Gun ownership in the United States is up. Violent crime is down. Is this a matter of cause and effect?
The question merits pondering on the January 8 anniversary of the Arizona mass shooting which killed six people, severely injured a member of congress, Gabrielle Giffords, and rekindled the seemingly endless on-and-off debate over gun regulations in the United States, the country with the greatest number of firearms in private hands.
Judging from the background checks gun dealers filed to the Federal Bureau of Investigation (FBI), that number jumped by around 1.5 million in December, thanks partly to a spurt of buying around Christmas. For Arizona gun enthusiasts who left firearms out of their Christmas giving, gun shows in Tucson and Phoenix provide another shopping opportunity on the Giffords shooting anniversary.
Advocates of tighter restrictions on firearms have long insisted that more guns equal more violence but a series of FBI statistics released in 2011 makes one wonder about that assumption. Gun sales have risen by twelve percent nationally over the last three years, initially spurred by mistaken fears that President Barack Obama would push for tighter controls. In the same period, violent crime (murder, rape, robbery and aggravated assault) dropped steadily and now stands at a 37-year low.
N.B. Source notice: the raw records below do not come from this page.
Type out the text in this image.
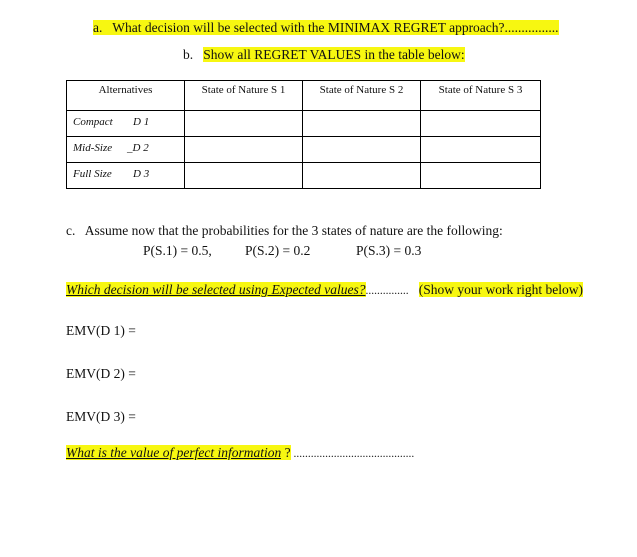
a. What decision will be selected with the MINIMAX REGRET approach?................
b. Show all REGRET VALUES in the table below:
Alternatives	State of Nature S 1	State of Nature S 2	State of Nature S 3

Compact D 1			

Mid-Size _D 2			

Full Size D 3			

c. Assume now that the probabilities for the 3 states of nature are the following:
P(S.1) = 0.5, P(S.2) = 0.2	P(S.3) = 0.3
Which decision will be selected using Expected values?............... (Show your work right below)
EMV(D 1) =
EMV(D 2) =
EMV(D 3) =
What is the value of perfect information ? ..........................................
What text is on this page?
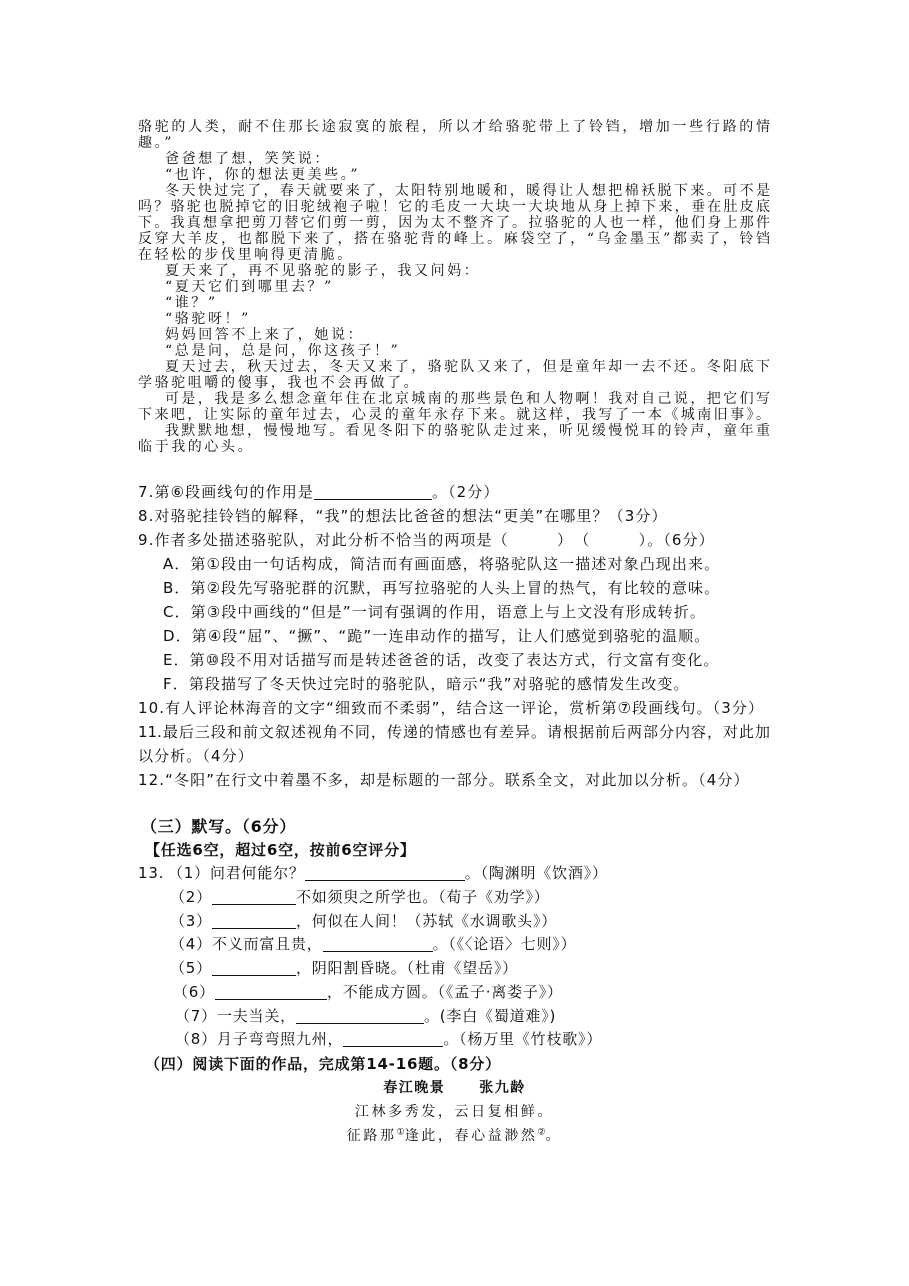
骆驼的人类，耐不住那长途寂寞的旅程，所以才给骆驼带上了铃铛，增加一些行路的情
趣。”
爸爸想了想，笑笑说：
“也许，你的想法更美些。”
冬天快过完了，春天就要来了，太阳特别地暖和，暖得让人想把棉袄脱下来。可不是
吗？骆驼也脱掉它的旧驼绒袍子啦！它的毛皮一大块一大块地从身上掉下来，垂在肚皮底
下。我真想拿把剪刀替它们剪一剪，因为太不整齐了。拉骆驼的人也一样，他们身上那件
反穿大羊皮，也都脱下来了，搭在骆驼背的峰上。麻袋空了，“乌金墨玉”都卖了，铃铛
在轻松的步伐里响得更清脆。
夏天来了，再不见骆驼的影子，我又问妈：
“夏天它们到哪里去？”
“谁？”
“骆驼呀！”
妈妈回答不上来了，她说：
“总是问，总是问，你这孩子！”
夏天过去，秋天过去，冬天又来了，骆驼队又来了，但是童年却一去不还。冬阳底下
学骆驼咀嚼的傻事，我也不会再做了。
可是，我是多么想念童年住在北京城南的那些景色和人物啊！我对自己说，把它们写
下来吧，让实际的童年过去，心灵的童年永存下来。就这样，我写了一本《城南旧事》。
我默默地想，慢慢地写。看见冬阳下的骆驼队走过来，听见缓慢悦耳的铃声，童年重
临于我的心头。
7.第⑥段画线句的作用是	。（2分）
8.对骆驼挂铃铛的解释，“我”的想法比爸爸的想法“更美”在哪里？（3分）
9.作者多处描述骆驼队，对此分析不恰当的两项是（　　　）　（　　　）。（6分）
A．第①段由一句话构成，简洁而有画面感，将骆驼队这一描述对象凸现出来。
B．第②段先写骆驼群的沉默，再写拉骆驼的人头上冒的热气，有比较的意味。
C．第③段中画线的“但是”一词有强调的作用，语意上与上文没有形成转折。
D．第④段“屈”、“撅”、“跪”一连串动作的描写，让人们感觉到骆驼的温顺。
E．第⑩段不用对话描写而是转述爸爸的话，改变了表达方式，行文富有变化。
F．第段描写了冬天快过完时的骆驼队，暗示“我”对骆驼的感情发生改变。
10.有人评论林海音的文字“细致而不柔弱”，结合这一评论，赏析第⑦段画线句。（3分）
11.最后三段和前文叙述视角不同，传递的情感也有差异。请根据前后两部分内容，对此加
以分析。（4分）
12.“冬阳”在行文中着墨不多，却是标题的一部分。联系全文，对此加以分析。（4分）
（三）默写。（6分）
【任选6空，超过6空，按前6空评分】
13. （1）问君何能尔？	。（陶渊明《饮酒》）
（2）	不如须臾之所学也。（荀子《劝学》）
（3）	，何似在人间！（苏轼《水调歌头》）
（4）不义而富且贵，	。（《〈论语〉七则》）
（5）	，阴阳割昏晓。（杜甫《望岳》）
（6）	，不能成方圆。（《孟子·离娄子》）
（7）一夫当关，	。(李白《蜀道难》)
（8）月子弯弯照九州，	。（杨万里《竹枝歌》）
（四）阅读下面的作品，完成第14-16题。（8分）
春江晚景 张九龄
江林多秀发，云日复相鲜。
征路那①逢此，春心益渺然②。
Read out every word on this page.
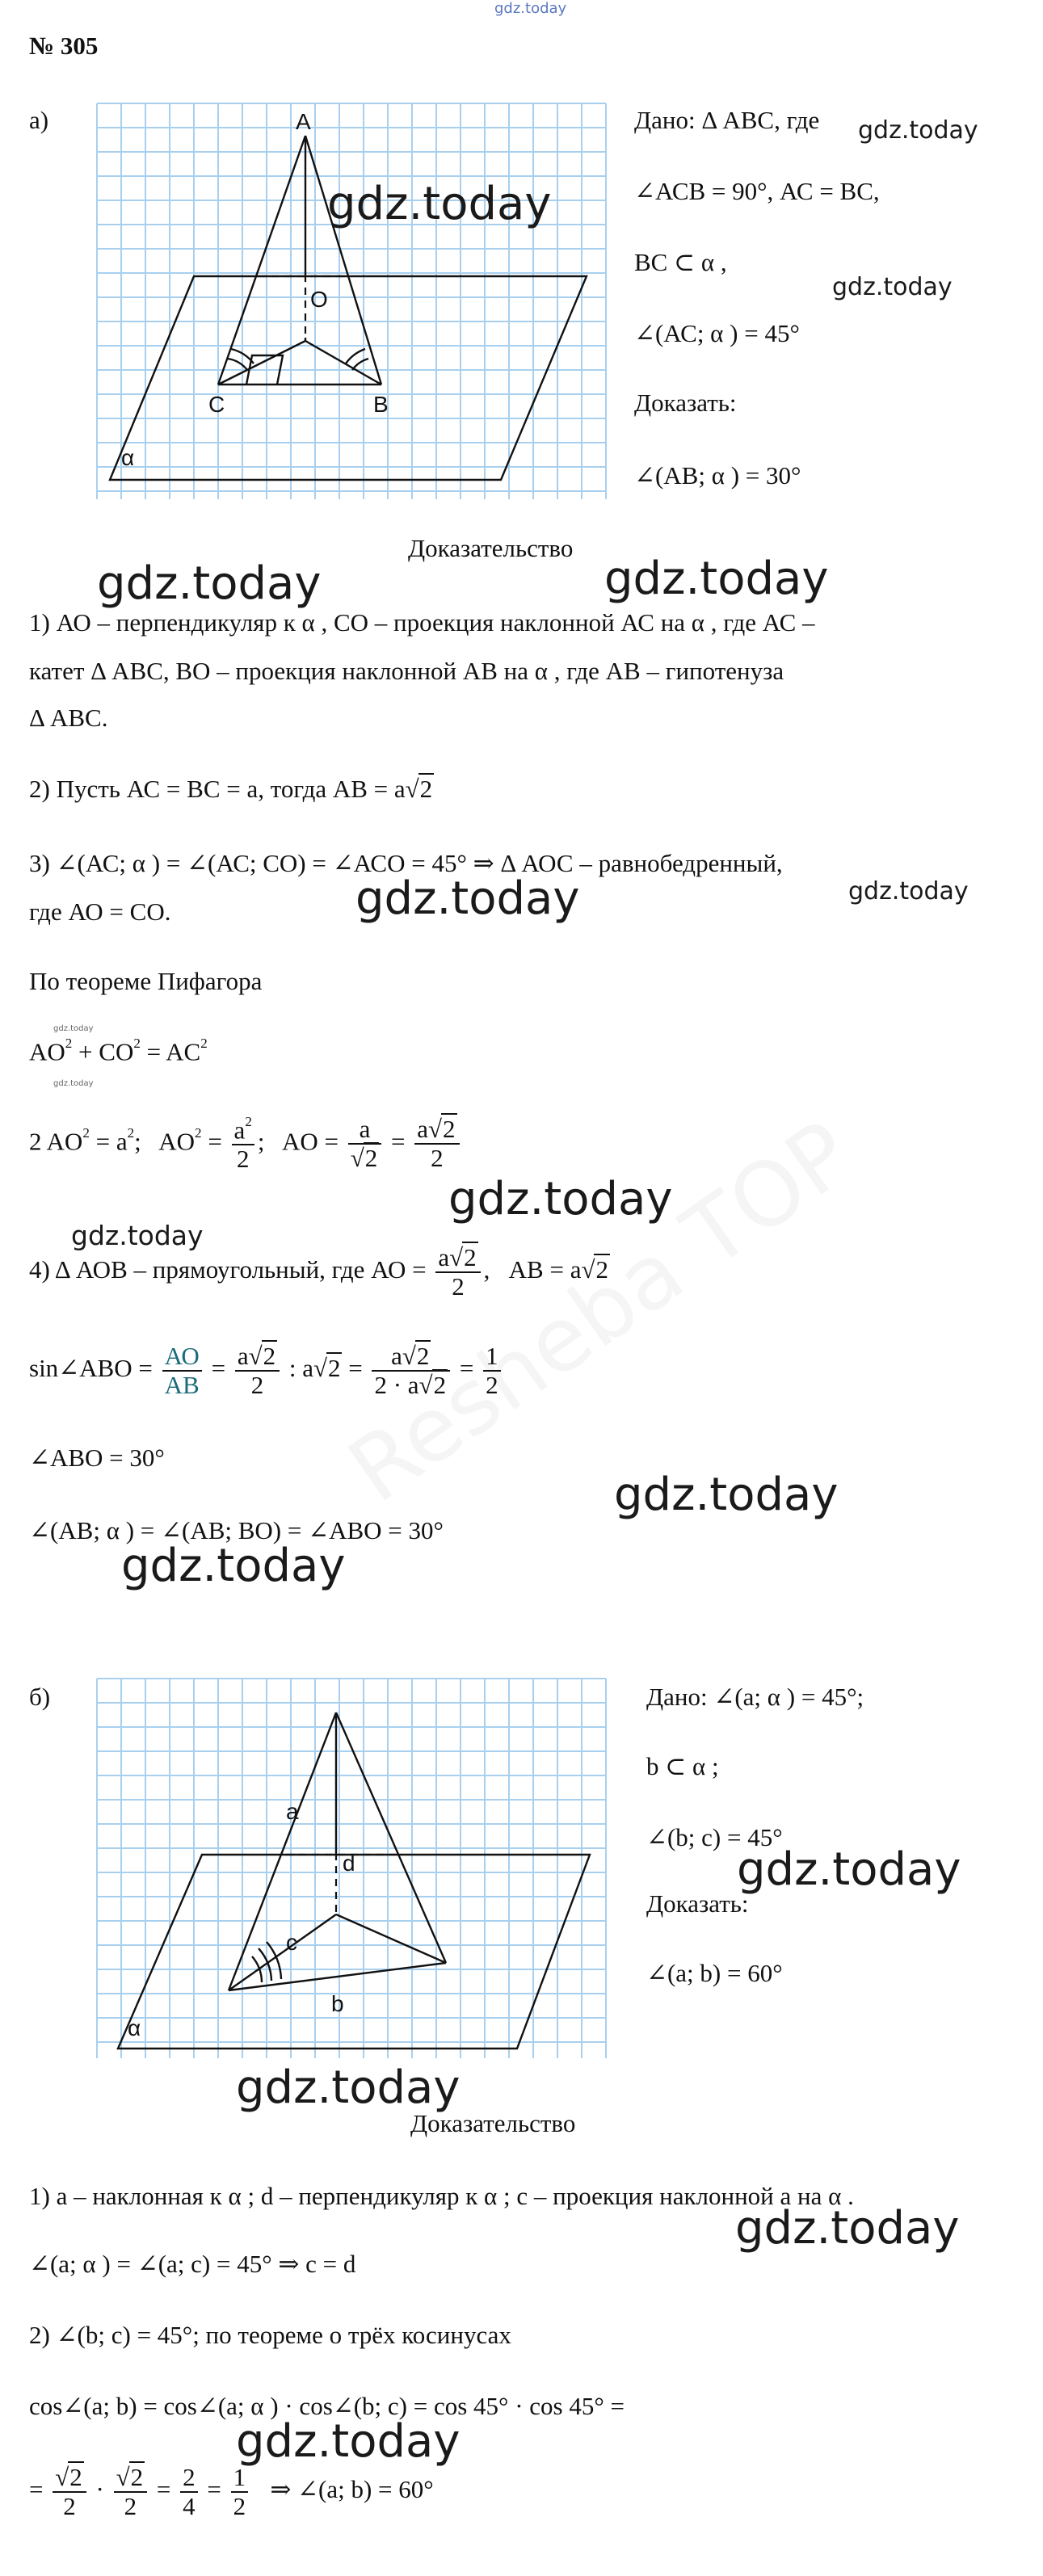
gdz.today
№ 305
а)	A
O
C	B
α
gdz.today
Дано: Δ АВС, где gdz.today
∠АСВ = 90°, АС = ВС,
ВС ⊂ α ,
gdz.today
∠(АС; α ) = 45°
Доказать:
∠(АВ; α ) = 30°
Доказательство
gdz.today	gdz.today
1) АО – перпендикуляр к α , СО – проекция наклонной АС на α , где АС –
катет Δ АВС, ВО – проекция наклонной АВ на α , где АВ – гипотенуза
Δ АВС.
2) Пусть АС = ВС = a, тогда АВ = a√2
3) ∠(АС; α ) = ∠(АС; СО) = ∠АСО = 45° ⇒ Δ АОС – равнобедренный,
где АО = СО.	gdz.today	gdz.today
По теореме Пифагора
gdz.today
$AO^2 + CO^2 = AC^2$
gdz.today
2 $AO^2 = a^2$;   $AO^2 = \frac{a^2}{2}$ ;   AO = $\frac{a}{√2} = \frac{a√2}{2}$
gdz.today
gdz.today
4) Δ АОВ – прямоугольный, где АО = $\frac{a√2}{2}$ ,   AB = a√2
sin∠ABO = $\frac{АО}{АВ} = \frac{a√2}{2}$ : $a√2 = \frac{a√2}{2 \cdot a√2} = \frac{1}{2}$
∠АВО = 30°
gdz.today
∠(АВ; α ) = ∠(АВ; ВО) = ∠АВО = 30°
gdz.today
б)
a
d
c
b
α
Дано: ∠(a; α ) = 45°;
b ⊂ α ;
∠(b; c) = 45°
gdz.today
Доказать:
∠(a; b) = 60°
gdz.today
Доказательство
1) a – наклонная к α ; d – перпендикуляр к α ; c – проекция наклонной a на α .
gdz.today
∠(a; α ) = ∠(a; c) = 45° ⇒ c = d
2) ∠(b; c) = 45°; по теореме о трёх косинусах
cos∠(a; b) = cos∠(a; α ) · cos∠(b; c) = cos 45° · cos 45° =
gdz.today
= $\frac{√2}{2} \cdot \frac{√2}{2} = \frac{2}{4} = \frac{1}{2}$ ⇒ ∠(a; b) = 60°
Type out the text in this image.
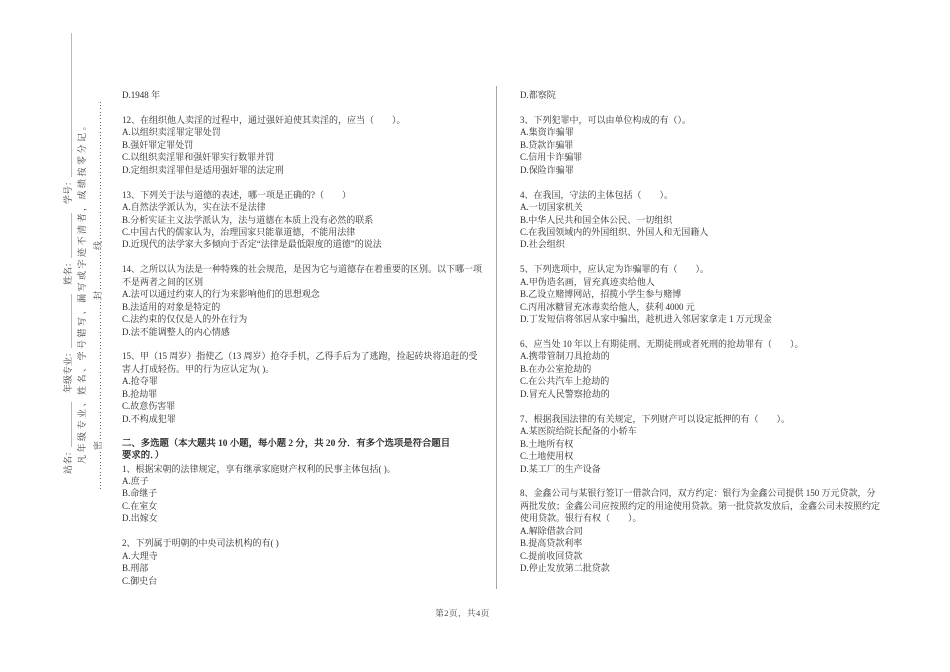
站名：＿＿＿＿＿　年级专业：＿＿＿＿＿＿　姓名：＿＿＿＿＿　学号：＿＿＿＿＿＿＿＿＿＿＿＿＿＿＿＿ 凡年级专业、姓名、学号错写、漏写或字迹不清者，成绩按零分记。 …………密……………………………………封…………线……………………………………

D.1948 年

12、在组织他人卖淫的过程中，通过强奸迫使其卖淫的，应当（　　）。

A.以组织卖淫罪定罪处罚

B.强奸罪定罪处罚

C.以组织卖淫罪和强奸罪实行数罪并罚

D.定组织卖淫罪但是适用强奸罪的法定刑

13、下列关于法与道德的表述，哪一项是正确的?（　　）

A.自然法学派认为，实在法不是法律

B.分析实证主义法学派认为，法与道德在本质上没有必然的联系

C.中国古代的儒家认为，治理国家只能靠道德，不能用法律

D.近现代的法学家大多倾向于否定“法律是最低限度的道德”的说法

14、之所以认为法是一种特殊的社会规范，是因为它与道德存在着重要的区别。以下哪一项

不是两者之间的区别

A.法可以通过约束人的行为来影响他们的思想观念

B.法适用的对象是特定的

C.法约束的仅仅是人的外在行为

D.法不能调整人的内心情感

15、甲（15 周岁）指使乙（13 周岁）抢夺手机，乙得手后为了逃跑，捡起砖块将追赶的受

害人打成轻伤。甲的行为应认定为( )。

A.抢夺罪

B.抢劫罪

C.故意伤害罪

D.不构成犯罪

二、多选题（本大题共 10 小题，每小题 2 分，共 20 分．有多个选项是符合题目

要求的．）

1、根据宋朝的法律规定，享有继承家庭财产权利的民事主体包括( )。

A.庶子

B.命继子

C.在室女

D.出嫁女

2、下列属于明朝的中央司法机构的有( )

A.大理寺

B.刑部

C.御史台

D.都察院

3、下列犯罪中，可以由单位构成的有（）。

A.集资诈骗罪

B.贷款诈骗罪

C.信用卡诈骗罪

D.保险诈骗罪

4、在我国，守法的主体包括（　　）。

A.一切国家机关

B.中华人民共和国全体公民、一切组织

C.在我国领域内的外国组织、外国人和无国籍人

D.社会组织

5、下列选项中，应认定为诈骗罪的有（　　）。

A.甲伪造名画，冒充真迹卖给他人

B.乙设立赌博网站，招揽小学生参与赌博

C.丙用冰糖冒充冰毒卖给他人，获利 4000 元

D.丁发短信将邻居从家中骗出，趁机进入邻居家拿走 1 万元现金

6、应当处 10 年以上有期徒刑、无期徒刑或者死刑的抢劫罪有（　　）。

A.携带管制刀具抢劫的

B.在办公室抢劫的

C.在公共汽车上抢劫的

D.冒充人民警察抢劫的

7、根据我国法律的有关规定，下列财产可以设定抵押的有（　　）。

A.某医院给院长配备的小轿车

B.土地所有权

C.土地使用权

D.某工厂的生产设备

8、金鑫公司与某银行签订一借款合同，双方约定：银行为金鑫公司提供 150 万元贷款，分

两批发放；金鑫公司应按照约定的用途使用贷款。第一批贷款发放后，金鑫公司未按照约定

使用贷款。银行有权（　　）。

A.解除借款合同

B.提高贷款利率

C.提前收回贷款

D.停止发放第二批贷款

第2页，共4页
Does this vindicate the school of thought that holds that armed citizens are the best defense against crime? “The numbers are consistent with what I’ve been saying for a long time,” says John Lott, author of a controversial 1997 study entitles More Guns, Less Crime. “When bans on guns, as in Chicago and Washington DC, were lifted, murders actually declined,” he said in an interview. (Washington recorded 145 murders in 2009 and 132 in 2010).